Pero apenas Iván se acercó a la puerta ella lo siguió. Iván la abrió con suavidad. Apenas entraron olieron la sangre del toro, que había dibujado líneas temblorosas sobre el mármol.
Anunciación se llevó la mano a la cara, como hacía cuando veía películas de terror.
—No puedo ver esos ojos.
Pero Iván estaba distraído por un ruido que venía del fondo del local.
—¿Oís? Hay alguien.
Detrás de una cortina formada por tiritas de plástico verde, alguien afilaba cuchillos.
Zak, zak, zak.
—Preguntemos —dijo Iván. Pero se quedó callado. La cabeza sobre la mesada de mármol parecía un altar, como si alguien hiciera una ofrenda a algún dios sediento de sangre.
Zak zak zak.
Iván se aclaró la garganta y dijo:
—Señor, estamos buscando…
—¿Por qué «señor»? —interrumpió su amiga—. Puede ser una señora.

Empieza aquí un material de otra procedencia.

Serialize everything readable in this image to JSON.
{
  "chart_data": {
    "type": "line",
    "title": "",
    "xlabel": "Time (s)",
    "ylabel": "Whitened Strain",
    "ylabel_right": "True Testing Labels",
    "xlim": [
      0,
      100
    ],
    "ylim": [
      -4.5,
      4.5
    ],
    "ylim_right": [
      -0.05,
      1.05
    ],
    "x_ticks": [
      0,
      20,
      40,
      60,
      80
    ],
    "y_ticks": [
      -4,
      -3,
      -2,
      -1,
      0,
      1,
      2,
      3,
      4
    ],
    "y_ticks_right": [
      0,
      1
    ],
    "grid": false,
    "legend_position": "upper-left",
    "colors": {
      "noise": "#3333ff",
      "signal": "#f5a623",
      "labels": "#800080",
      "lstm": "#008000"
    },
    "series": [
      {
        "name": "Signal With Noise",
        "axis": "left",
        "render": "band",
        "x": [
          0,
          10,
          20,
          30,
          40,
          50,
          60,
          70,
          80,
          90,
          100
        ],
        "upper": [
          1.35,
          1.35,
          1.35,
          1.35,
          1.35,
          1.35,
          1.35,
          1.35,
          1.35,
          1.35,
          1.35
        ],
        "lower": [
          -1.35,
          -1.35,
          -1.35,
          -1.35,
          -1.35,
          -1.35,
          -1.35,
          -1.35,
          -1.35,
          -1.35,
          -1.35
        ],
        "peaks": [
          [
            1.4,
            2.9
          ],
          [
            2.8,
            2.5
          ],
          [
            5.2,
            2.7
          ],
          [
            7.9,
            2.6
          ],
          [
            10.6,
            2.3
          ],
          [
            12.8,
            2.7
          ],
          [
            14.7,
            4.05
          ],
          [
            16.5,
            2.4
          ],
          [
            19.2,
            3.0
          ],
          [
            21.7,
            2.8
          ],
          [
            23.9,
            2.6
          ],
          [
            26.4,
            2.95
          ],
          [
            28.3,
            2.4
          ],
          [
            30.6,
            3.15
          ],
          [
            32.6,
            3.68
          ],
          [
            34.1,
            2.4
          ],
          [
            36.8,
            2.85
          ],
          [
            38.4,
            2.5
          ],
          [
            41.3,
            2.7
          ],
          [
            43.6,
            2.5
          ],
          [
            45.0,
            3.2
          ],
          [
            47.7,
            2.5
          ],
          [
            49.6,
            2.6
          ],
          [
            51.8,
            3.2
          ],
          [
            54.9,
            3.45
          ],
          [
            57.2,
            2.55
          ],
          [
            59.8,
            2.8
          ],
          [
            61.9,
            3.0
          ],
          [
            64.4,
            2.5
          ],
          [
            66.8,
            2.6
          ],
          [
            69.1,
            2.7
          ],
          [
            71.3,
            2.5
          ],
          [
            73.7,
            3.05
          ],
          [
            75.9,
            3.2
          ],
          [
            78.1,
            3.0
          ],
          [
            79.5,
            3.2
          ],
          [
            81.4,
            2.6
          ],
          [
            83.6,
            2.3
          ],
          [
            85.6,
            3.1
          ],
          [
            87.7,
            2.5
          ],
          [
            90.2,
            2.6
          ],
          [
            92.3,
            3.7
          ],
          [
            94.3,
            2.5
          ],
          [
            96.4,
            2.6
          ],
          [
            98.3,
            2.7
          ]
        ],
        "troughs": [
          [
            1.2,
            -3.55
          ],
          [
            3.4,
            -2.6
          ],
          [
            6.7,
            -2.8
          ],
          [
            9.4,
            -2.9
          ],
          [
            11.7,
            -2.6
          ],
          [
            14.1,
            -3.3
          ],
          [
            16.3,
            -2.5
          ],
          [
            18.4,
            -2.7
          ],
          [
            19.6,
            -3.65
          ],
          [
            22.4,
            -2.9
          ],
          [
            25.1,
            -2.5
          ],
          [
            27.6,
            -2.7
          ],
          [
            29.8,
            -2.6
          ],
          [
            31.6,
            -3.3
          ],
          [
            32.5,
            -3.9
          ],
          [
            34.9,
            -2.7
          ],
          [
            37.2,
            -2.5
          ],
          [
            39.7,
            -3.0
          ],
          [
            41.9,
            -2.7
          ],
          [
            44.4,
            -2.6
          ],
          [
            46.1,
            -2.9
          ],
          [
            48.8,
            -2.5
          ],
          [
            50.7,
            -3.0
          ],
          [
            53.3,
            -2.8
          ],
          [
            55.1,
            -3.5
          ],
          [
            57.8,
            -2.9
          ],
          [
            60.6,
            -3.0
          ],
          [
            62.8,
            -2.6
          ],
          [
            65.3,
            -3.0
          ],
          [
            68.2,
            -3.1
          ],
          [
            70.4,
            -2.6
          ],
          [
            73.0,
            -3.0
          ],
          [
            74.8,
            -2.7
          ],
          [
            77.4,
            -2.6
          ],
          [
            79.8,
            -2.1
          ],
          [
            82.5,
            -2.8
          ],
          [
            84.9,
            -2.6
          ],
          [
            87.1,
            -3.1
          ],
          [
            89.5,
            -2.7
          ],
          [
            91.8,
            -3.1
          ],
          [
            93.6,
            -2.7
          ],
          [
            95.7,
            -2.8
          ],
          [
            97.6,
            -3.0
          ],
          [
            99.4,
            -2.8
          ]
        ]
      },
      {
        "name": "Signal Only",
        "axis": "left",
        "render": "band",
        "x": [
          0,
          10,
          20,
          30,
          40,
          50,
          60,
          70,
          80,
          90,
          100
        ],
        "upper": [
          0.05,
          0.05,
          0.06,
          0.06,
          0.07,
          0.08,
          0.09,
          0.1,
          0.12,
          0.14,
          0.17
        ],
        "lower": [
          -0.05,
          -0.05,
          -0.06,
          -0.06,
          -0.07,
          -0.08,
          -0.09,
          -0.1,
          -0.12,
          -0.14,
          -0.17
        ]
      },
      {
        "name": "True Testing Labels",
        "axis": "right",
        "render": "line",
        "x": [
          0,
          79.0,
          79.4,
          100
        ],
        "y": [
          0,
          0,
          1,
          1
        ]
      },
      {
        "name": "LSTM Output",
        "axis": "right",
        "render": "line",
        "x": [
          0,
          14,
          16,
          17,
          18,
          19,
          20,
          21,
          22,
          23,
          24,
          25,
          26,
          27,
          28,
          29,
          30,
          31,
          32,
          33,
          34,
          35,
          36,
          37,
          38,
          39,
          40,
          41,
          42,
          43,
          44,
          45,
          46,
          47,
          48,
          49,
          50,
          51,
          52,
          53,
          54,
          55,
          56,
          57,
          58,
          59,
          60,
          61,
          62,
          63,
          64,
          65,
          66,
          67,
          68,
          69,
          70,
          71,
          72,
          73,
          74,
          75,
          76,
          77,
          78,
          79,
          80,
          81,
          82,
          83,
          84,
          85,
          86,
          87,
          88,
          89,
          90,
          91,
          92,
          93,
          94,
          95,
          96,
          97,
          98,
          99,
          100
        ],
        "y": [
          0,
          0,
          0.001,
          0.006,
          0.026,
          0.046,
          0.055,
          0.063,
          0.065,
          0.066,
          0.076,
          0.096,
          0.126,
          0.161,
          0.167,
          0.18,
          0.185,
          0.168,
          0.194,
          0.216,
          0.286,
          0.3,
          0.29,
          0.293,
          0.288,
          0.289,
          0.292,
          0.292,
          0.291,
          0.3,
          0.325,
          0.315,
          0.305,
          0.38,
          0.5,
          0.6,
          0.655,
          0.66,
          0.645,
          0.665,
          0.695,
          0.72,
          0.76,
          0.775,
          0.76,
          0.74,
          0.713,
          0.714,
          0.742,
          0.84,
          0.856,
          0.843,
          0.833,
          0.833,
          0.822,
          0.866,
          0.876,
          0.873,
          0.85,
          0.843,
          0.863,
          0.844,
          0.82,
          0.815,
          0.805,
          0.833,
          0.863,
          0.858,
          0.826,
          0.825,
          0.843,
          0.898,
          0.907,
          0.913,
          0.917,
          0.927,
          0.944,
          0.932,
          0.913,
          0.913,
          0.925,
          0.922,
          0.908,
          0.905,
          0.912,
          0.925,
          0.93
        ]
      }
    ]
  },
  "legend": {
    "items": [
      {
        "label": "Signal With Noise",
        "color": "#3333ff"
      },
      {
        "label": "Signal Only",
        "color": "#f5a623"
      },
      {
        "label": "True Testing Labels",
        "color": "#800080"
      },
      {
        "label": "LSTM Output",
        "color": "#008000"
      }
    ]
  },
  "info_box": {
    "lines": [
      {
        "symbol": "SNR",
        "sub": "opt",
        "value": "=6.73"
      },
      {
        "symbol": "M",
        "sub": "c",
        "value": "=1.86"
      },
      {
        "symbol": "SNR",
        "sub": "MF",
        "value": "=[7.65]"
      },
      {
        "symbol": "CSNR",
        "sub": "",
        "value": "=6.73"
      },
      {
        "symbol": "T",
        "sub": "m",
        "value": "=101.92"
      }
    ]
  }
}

—A las mujeres no les interesa afilar cuchillos. ¿No viste a los afiladores que van casa por casa con su bicicleta y su armónica? Son siempre hombres. —Y se acercó a las tiritas verdes—. Estamos buscando una señal…
Iván había hablado con un hilo de voz. Como única respuesta oyó que el ruido de los cuchillos se acercaba. Ahora el desconocido los afilaba con furia.
ZAK ZAK ZAK.
El miedo les llegó a los dos a la vez, y escaparon de la carnicería. Con temor miraron la cortina de tiritas verdes, para ver si se movía, pero estaba quieta. El aire fresco de la noche borró el olor de la sangre. Se quedaron afuera mirando la cabeza cortada, bañada en la luz azul.